Global warming comes home

The small patches of snow on Mt. Rose that pass for a snow pack this year are, according to scientists, the shape of things to come if the climate continues to change.

The small patches of snow on Mt. Rose that pass for a snow pack this year are, according to scientists, the shape of things to come if the climate continues to change.

Photo By David Robert

“Well, the impact on Reno and the northern Nevada area has been pretty well documented in other reports in terms of climate models,” Dan Geary said.

He was having lunch in a Reno restaurant while talking about global warming, and it wasn’t those other reports that were on his mind. It was the long-awaited report released in Paris that morning by the Intergovernmental Panel on Climate Change (IPCC), a United Nations/World Meteorological Organization group. But Geary took time to answer a question about how global warming relates specifically to the Reno area.

“And what the climate models have said for areas like the Sierra Nevada mountains, the Columbia River basin and the Colorado River basin as well, some of the immediate impacts of an increase in the average temperatures … is that much more of the precipitation that comes in is going to come in the form of rain instead of snow.”

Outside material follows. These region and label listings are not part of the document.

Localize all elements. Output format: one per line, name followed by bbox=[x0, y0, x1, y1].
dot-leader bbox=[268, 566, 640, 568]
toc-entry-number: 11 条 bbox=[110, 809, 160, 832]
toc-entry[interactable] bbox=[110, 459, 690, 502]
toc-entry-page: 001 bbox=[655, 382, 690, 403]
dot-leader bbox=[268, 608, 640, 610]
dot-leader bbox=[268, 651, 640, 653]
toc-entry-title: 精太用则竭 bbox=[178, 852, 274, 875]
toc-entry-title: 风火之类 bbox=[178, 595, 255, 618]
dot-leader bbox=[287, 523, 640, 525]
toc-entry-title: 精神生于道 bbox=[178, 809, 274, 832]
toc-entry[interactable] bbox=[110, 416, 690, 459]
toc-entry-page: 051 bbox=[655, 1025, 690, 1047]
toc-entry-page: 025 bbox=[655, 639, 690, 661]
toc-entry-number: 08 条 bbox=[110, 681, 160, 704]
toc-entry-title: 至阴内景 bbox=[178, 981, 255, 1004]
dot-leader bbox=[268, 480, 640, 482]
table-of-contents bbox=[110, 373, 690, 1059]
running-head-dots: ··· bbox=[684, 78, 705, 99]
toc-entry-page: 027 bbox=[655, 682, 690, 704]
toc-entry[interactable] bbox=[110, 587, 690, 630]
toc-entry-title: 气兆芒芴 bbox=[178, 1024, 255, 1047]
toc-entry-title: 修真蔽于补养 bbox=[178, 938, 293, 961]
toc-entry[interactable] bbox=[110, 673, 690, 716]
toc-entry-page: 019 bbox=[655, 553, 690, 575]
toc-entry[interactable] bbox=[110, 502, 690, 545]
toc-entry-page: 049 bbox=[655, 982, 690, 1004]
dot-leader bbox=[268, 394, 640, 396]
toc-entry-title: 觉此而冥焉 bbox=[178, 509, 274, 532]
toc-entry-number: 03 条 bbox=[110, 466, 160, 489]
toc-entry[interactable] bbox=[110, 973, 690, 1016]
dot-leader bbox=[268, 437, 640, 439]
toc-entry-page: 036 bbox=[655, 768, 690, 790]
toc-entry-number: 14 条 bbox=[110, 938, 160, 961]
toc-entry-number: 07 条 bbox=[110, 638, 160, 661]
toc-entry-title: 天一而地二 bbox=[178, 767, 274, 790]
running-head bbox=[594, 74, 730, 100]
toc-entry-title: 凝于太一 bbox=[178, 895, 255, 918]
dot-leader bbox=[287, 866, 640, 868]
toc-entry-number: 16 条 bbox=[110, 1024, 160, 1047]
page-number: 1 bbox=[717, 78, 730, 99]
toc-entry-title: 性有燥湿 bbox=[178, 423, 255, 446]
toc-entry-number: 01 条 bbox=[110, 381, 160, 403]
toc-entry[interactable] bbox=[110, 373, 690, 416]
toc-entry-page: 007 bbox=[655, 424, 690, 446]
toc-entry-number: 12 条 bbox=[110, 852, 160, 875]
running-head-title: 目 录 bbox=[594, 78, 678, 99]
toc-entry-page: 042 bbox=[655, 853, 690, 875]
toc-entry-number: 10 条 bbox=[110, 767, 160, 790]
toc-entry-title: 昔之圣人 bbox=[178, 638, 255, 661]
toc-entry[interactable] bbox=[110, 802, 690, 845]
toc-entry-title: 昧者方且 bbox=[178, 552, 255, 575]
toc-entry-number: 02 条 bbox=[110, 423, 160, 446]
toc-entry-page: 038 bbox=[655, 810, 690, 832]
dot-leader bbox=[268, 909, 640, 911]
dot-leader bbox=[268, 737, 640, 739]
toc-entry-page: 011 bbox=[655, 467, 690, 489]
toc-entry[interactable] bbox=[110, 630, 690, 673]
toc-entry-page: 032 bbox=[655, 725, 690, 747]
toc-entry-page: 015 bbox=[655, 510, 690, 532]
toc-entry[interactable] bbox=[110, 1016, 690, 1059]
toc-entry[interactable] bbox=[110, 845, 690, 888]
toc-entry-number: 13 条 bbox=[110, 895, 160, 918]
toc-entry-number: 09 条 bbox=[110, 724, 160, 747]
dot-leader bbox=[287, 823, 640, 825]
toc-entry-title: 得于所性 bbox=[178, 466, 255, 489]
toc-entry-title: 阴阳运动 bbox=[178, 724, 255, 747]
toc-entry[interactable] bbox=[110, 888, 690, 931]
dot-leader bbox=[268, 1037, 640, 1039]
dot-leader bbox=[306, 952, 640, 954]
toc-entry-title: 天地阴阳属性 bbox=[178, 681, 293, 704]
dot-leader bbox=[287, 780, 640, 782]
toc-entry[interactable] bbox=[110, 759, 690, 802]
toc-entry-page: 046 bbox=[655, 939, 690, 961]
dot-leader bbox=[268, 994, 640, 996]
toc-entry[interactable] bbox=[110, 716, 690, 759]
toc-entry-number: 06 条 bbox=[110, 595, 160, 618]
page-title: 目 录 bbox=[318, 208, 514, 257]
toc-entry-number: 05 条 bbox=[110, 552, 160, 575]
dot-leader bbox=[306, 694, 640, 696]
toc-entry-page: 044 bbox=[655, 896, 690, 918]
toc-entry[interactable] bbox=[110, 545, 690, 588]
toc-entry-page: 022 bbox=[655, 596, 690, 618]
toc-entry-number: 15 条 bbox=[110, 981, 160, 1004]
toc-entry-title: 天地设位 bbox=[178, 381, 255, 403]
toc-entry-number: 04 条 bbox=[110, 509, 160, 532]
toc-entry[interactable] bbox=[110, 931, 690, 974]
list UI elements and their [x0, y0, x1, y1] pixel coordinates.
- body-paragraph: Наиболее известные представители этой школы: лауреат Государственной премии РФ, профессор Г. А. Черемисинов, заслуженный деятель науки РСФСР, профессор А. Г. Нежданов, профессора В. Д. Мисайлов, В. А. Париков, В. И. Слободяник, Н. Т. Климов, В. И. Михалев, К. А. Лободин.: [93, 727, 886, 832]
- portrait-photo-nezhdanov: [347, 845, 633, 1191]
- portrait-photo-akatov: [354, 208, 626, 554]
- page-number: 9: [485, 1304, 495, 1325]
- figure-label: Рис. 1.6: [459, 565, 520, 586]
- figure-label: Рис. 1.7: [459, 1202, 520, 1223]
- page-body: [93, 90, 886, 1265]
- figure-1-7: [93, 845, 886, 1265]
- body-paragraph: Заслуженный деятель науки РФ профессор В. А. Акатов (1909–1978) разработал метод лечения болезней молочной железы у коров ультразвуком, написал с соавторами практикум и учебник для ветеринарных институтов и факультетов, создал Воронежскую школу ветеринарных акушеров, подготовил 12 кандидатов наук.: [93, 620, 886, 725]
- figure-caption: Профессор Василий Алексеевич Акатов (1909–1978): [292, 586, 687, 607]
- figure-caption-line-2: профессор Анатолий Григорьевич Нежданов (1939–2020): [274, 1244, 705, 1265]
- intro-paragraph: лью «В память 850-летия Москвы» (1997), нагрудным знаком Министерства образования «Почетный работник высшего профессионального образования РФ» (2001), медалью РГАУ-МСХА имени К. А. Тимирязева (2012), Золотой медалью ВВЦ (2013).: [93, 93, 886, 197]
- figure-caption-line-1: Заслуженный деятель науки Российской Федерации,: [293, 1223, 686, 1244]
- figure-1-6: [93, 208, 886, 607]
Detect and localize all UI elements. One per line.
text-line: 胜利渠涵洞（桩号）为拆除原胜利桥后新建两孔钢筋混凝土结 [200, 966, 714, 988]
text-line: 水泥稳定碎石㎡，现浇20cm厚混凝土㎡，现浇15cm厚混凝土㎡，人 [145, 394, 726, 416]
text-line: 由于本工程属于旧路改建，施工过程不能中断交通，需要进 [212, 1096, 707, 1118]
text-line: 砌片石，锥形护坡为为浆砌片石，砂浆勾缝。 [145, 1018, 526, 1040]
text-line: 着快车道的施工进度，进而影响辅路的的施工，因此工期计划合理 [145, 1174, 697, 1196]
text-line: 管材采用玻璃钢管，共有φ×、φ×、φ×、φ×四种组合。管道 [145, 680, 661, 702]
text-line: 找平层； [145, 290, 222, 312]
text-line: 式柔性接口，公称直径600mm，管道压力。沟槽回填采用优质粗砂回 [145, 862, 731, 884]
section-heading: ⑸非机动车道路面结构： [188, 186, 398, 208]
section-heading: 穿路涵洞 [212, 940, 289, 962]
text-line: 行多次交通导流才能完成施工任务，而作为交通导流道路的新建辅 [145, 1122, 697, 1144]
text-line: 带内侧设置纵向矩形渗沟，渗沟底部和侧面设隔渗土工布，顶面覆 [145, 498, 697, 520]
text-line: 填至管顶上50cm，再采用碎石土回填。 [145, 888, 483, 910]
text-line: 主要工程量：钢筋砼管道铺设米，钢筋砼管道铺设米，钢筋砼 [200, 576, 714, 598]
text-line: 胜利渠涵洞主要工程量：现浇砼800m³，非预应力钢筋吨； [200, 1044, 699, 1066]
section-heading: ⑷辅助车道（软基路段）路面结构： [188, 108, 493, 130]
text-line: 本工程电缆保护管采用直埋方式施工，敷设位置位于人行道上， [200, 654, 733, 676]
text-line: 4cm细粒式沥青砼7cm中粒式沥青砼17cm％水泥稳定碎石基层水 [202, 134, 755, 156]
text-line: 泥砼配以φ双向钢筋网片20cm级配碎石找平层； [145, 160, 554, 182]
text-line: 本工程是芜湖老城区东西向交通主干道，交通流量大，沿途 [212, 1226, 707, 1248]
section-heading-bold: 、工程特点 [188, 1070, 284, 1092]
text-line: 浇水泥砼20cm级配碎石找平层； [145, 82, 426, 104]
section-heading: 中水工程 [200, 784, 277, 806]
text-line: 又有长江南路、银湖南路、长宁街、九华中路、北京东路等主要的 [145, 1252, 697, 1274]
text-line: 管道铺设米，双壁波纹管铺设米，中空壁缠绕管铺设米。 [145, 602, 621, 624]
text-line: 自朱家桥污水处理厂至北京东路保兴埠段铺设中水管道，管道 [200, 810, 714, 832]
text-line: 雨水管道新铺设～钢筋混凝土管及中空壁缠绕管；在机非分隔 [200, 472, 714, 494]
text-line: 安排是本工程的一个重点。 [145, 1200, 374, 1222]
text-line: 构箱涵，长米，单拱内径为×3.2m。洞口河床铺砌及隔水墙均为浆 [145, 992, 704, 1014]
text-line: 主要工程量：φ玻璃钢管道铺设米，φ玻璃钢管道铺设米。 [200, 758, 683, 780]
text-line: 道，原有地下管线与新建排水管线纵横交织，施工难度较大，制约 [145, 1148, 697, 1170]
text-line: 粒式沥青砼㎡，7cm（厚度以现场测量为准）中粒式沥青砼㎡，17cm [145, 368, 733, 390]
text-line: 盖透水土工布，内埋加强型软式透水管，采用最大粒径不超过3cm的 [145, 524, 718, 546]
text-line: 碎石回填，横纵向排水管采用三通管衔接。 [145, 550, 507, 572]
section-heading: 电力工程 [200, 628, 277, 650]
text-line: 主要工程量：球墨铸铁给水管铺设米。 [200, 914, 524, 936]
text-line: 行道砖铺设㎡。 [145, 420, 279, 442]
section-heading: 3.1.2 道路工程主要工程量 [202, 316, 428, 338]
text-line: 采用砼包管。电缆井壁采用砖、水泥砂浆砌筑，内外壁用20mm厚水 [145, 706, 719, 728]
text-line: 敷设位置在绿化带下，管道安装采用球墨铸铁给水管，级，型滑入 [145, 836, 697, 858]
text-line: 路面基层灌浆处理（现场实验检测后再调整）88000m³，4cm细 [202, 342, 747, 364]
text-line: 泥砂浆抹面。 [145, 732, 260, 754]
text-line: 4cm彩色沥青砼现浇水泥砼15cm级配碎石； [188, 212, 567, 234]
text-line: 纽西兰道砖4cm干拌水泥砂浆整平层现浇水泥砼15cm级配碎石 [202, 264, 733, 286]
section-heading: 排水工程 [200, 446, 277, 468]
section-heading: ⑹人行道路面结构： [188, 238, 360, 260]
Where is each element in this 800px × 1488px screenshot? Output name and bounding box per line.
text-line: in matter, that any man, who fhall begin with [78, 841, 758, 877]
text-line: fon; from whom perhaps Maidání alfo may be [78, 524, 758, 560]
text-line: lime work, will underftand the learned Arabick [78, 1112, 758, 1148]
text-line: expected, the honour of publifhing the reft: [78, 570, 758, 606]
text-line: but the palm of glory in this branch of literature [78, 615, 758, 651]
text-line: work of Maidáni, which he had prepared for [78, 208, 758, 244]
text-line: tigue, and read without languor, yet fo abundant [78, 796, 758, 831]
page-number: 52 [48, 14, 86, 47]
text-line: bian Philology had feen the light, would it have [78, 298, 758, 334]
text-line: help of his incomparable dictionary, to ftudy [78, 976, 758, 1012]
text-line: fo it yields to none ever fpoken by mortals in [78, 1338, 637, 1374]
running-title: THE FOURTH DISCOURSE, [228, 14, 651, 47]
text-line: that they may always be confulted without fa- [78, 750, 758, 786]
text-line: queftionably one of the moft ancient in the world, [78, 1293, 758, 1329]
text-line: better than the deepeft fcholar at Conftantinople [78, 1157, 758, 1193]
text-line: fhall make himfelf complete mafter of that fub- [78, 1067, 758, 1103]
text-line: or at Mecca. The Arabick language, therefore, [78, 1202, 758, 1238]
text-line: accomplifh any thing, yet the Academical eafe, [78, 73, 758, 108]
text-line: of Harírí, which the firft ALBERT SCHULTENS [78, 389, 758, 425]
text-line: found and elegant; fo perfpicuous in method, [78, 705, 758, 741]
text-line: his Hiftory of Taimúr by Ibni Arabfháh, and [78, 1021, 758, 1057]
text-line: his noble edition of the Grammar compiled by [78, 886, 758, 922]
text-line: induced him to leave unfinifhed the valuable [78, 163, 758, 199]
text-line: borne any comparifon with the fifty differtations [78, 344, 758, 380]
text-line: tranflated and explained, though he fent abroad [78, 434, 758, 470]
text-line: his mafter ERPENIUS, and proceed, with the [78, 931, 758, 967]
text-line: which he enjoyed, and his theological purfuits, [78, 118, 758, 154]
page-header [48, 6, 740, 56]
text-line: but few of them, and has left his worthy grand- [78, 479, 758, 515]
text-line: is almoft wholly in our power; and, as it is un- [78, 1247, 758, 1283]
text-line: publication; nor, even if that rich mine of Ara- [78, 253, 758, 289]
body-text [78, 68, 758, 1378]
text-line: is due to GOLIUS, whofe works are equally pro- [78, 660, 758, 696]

He spoke one day after release of a survey that said average snow pack (on which Reno and other communities depend for their water supply) for the 400-mile Sierra Nevada range is 59 percent of a normal winter. The Truckee-Tahoe region is at 40-45 percent.

Geary, Nevada spokesperson for the National Environmental Trust and a member of the Nevada Renewable Energy Task Force, was on a swing through Northern Nevada to talk to reporters in an effort to make sure that the IPCC report was not overlooked.

Not much chance of that. The Paris report was the worst nightmare for those who claimed global warming was a myth. Years in the making, peer-reviewed in 130-plus nations, the report was so conservative that it was accused of being too optimistic. Yet its bottom line was a body blow to those who have trivialized global warming.

It said that “warming of the climate system is unequivocal,” and that even in the most positive scenario, temperatures are slated to reach an unsustainable level. A rise of more than 3.6 degrees Fahrenheit will cause massive species extinctions and melting of ice mass that could be irreversible within a generation. The IPCC provided several scenarios, and the most conservative projected a 4.5 degree increase by 2100.

The IPCC also said that fast action could avert such disasters.

Is this entirely a federal concern or is there something local governments can do? Geary said the place to start here was for the Nevada Legislature to kill Gov. James Gibbons’ plans for another coal plant.

In his state of the state message, tucked between two paragraphs about “ramp[ing] up the incentives for greater production of solar, wind, biomass and geothermal energy” and “incentives to the utilities to improve the environment, reduce greenhouse gases, stimulate job growth, hedge against fossil fuel volatility and help guarantee availability,” Gibbons made this proposal:

“After visiting with Wyoming Governor [David] Freudenthal and seeing what his state is doing, I will encourage the creation of a coal-to-liquid fuels plant in Nevada, similar to the successful plant in Wyoming. It would use existing rail to transport coal to the plant and convert that coal to diesel and jet fuel for use at airports. It could also create natural gas to be injected into a natural gas pipeline for domestic use.”

Geary said the plant would contribute to the problems Gibbons said in the other paragraphs he was committed to solving. Plus, he noted, Wyoming has substantial coal production and Nevada does not, which means that coal for the Gibbons plant would have to be transported into the state.

That would not only make the fuels produced less competitive but would also consume fuel, which would have additional climate impact. The Las Vegas Sun editorialized, “It is regrettable that Gibbons has latched onto an energy idea that depends on water-intensive procedures and imported resources when Nevada has few peers in the world when it comes to sunshine. … We hope the Legislature understands that we need a plan based on our own resources, not Wyoming’s.”

The day after the IPCC report was released, a second global warming report was released, this one by Environmental Defense and Colorado-based Western Resource Advocates. This one examined the impact of global warming on Colorado, New Mexico, Nevada, Utah and Arizona. It said that in terms of climate change, coal-fired power plants planned or already being constructed in the southwest would be the equivalent of putting 12.5 million cars on the highways for a year.

While there have long been some deposits of coal around the Nevada—most of them in no longer active or now-forgotten mining camps such as Lewis in Lander County and Verdi in Washoe County—coal has never been a substantial part of Nevada mining. Coaldale’s output in Esmeralda County was so meager that when the Nevada State Journal in 1914 reported that the camp’s output was finally coming to fruition, in fact its best days were already past.